If they can't name it a big word, theycan't charge as much for it.

You got that right! :rotfl:

Specializes in Cardiac.
When I first started as a phlebotomist we had to do it that way. It took forever and all the phlebotomists would try to get out of doing it. Then the lab switched over to a blue top tube flagged so the MLS knew it wasn't for a PT/PTT.

Get out of doing them?? I love doing them. I do maybe one a week/2 weeks. To be accurate it must be run for over 10 minutes (in our facility), so that was a 10 minute break! Plus, as mentioned before, it would take me nearly that long to find a manual BP cuff that was actually calibrated within the last year. If the result takes longer than 10 minutes, then they have failed the test.

Specializes in ER, ICU, Cardiac, Med-Surg.
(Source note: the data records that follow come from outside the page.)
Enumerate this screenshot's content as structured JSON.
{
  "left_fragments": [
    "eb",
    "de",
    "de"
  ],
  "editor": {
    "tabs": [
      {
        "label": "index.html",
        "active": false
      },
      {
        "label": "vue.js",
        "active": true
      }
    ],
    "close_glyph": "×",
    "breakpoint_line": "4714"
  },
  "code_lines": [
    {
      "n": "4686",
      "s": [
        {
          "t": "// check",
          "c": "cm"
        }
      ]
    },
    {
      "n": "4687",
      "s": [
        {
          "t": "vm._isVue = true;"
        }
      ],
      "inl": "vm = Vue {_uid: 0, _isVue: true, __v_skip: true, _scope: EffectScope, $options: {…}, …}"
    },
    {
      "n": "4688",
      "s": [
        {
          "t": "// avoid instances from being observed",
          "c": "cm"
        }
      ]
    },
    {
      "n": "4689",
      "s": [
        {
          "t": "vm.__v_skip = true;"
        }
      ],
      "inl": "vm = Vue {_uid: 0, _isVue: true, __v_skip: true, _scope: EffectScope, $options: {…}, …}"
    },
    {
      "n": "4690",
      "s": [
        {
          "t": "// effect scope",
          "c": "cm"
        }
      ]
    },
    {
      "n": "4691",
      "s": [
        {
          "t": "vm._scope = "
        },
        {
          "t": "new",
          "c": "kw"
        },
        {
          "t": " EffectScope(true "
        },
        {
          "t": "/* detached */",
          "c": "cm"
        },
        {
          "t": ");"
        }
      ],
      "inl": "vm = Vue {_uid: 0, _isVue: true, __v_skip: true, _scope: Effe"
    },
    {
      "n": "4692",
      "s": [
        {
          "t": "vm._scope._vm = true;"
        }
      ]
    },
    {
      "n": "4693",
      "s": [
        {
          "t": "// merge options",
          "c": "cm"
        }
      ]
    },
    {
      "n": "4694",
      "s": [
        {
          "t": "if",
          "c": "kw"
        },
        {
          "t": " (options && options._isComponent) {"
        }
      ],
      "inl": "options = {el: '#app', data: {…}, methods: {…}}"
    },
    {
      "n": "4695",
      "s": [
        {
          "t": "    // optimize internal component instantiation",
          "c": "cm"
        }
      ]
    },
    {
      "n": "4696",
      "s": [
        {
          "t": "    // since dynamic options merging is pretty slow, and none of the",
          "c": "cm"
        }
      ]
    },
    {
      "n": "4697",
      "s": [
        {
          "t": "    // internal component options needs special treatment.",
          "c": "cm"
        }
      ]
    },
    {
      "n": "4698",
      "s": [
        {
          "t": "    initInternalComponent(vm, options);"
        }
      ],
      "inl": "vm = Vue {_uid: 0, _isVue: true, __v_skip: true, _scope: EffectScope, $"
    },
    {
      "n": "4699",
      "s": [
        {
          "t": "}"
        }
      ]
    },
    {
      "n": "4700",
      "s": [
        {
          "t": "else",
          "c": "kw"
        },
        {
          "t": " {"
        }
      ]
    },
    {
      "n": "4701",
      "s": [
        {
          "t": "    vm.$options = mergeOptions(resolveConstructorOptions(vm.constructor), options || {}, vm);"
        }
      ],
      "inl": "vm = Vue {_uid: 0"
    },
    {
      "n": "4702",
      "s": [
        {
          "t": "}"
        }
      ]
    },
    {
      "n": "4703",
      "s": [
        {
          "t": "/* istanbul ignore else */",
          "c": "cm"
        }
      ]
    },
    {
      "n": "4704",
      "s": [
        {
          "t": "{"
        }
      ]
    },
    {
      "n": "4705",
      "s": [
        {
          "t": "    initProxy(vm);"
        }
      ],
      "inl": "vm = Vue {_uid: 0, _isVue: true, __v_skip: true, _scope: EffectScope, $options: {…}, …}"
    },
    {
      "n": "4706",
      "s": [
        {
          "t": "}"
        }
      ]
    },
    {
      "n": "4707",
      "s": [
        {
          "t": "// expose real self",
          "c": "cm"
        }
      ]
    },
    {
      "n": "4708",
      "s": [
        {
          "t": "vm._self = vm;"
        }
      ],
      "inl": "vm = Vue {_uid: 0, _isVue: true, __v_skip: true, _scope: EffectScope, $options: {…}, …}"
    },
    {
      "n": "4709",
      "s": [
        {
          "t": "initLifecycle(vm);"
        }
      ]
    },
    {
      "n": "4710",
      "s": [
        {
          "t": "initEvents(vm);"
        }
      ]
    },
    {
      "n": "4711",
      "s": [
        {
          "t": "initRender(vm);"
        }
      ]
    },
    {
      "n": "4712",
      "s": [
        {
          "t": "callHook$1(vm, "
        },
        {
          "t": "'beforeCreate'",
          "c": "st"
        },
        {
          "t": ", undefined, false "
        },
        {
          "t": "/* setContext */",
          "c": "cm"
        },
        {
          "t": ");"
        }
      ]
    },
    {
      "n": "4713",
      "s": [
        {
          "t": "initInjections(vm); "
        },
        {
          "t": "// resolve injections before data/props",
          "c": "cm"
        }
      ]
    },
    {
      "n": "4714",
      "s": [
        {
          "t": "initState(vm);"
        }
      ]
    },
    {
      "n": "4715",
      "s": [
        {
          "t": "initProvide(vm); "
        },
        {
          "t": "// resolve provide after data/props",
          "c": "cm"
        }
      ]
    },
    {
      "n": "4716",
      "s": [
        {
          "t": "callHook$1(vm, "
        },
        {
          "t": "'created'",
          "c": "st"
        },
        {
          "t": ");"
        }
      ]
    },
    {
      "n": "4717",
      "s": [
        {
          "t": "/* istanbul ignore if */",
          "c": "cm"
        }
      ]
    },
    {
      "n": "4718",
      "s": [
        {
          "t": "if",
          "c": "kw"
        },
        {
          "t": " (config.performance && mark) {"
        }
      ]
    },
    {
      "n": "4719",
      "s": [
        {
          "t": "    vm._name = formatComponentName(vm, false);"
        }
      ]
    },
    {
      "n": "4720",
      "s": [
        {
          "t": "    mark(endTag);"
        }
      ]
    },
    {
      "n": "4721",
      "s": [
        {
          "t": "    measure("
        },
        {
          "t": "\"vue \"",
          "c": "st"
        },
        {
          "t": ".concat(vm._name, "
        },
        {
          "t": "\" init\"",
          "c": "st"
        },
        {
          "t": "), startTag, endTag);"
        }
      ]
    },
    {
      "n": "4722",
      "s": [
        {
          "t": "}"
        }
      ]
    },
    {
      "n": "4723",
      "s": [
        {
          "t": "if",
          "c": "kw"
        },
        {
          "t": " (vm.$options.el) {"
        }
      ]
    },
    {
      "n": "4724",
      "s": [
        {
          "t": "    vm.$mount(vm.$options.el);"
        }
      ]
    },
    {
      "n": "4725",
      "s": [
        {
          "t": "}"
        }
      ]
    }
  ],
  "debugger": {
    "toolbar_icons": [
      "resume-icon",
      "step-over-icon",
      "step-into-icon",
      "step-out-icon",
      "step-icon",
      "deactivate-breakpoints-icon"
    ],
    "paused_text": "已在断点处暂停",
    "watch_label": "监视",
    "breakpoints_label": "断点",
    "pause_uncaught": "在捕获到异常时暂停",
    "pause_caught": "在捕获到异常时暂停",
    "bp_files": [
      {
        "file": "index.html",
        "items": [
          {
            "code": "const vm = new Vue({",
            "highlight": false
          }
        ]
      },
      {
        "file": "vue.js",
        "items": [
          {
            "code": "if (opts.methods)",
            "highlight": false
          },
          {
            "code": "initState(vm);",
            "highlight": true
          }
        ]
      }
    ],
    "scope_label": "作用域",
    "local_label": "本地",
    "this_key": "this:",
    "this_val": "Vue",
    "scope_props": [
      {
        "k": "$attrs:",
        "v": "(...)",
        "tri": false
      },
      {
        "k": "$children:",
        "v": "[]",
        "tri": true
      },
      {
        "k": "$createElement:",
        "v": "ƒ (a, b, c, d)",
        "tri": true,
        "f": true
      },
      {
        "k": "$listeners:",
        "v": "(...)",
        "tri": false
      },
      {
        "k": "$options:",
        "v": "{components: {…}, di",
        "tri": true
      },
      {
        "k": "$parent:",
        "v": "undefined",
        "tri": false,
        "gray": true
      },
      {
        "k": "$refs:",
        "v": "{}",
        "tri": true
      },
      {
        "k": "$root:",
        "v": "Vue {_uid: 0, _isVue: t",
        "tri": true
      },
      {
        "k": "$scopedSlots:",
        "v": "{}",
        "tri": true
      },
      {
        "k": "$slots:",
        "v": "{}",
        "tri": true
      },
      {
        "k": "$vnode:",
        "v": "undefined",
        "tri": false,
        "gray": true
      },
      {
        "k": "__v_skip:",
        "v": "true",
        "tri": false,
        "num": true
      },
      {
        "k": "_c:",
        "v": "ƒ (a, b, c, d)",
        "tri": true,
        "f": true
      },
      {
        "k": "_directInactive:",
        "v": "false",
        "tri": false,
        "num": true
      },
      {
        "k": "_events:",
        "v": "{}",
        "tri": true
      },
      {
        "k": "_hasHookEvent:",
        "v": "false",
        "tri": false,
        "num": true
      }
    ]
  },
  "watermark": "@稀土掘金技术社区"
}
I agree 100%. I am entering my second year of an ADN program and knew how to take VS before becoming an aide this summer at a local hospital. At work, If I did all my VS manually that is all I would have time to do! I have at times worked as the only aide for 26+ patients. The norm on my usual unit is 12-15, though. Of course, I recheck manually any that are out of line and there are always certain patients who have to have BP done manually anyway.
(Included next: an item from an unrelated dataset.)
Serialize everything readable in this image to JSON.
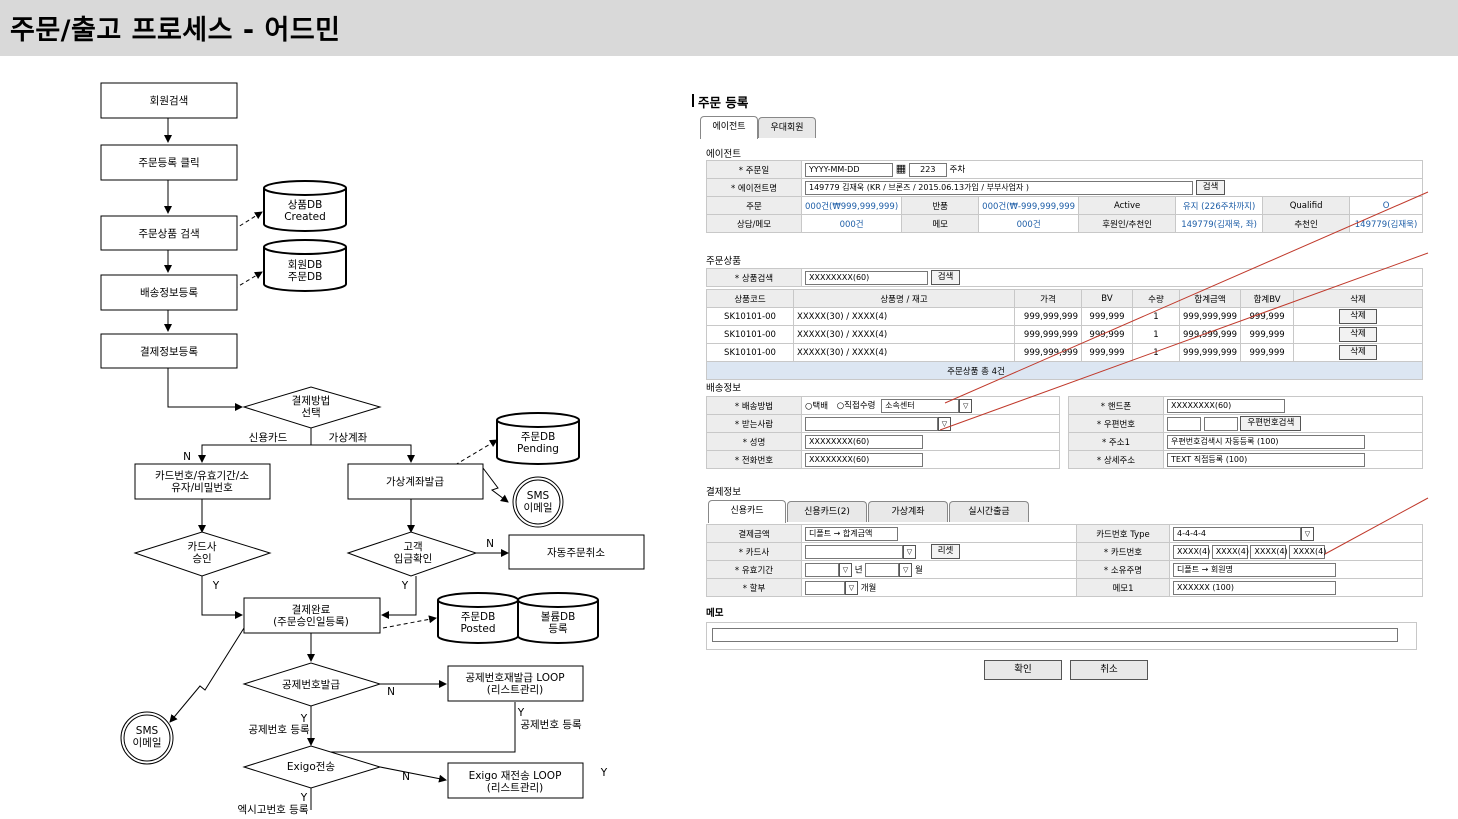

Its just not practical. I am a nursing student and I work as a tech. I know how to do manual vitals, and when I am at clinical with my 1 to 3 patients and all the time in the world I take them manually. But when I work as a tech and am responsible for a whole group of patients (9-15) I just dont have time. The dynamap allows you to take bp, pulse, temp, pulse ox all on one machine, in seconds. It usually takes almost an hour to take vitals using the machine, because everytime you go in a room someone needs something (water, help to bathroom, needs to be cleaned, etc...). So I could imagine how long it would take taking each set of vitals manually. Now if it comes up abnormal- sure, I go get my stethescope and take it manually. But I would think as a nurse, if a tech came to me with abnormal vitals from the machine, I would want to recheck them manually myself. Why would I rely on the tech when there is a potential problem and I might have to give drugs based on this or call the doctor, etc.? I have heard of techs making up vitals and some will just tell you that they retook it manually. I would not want to risk my patient or my liscence that I am working so hard for.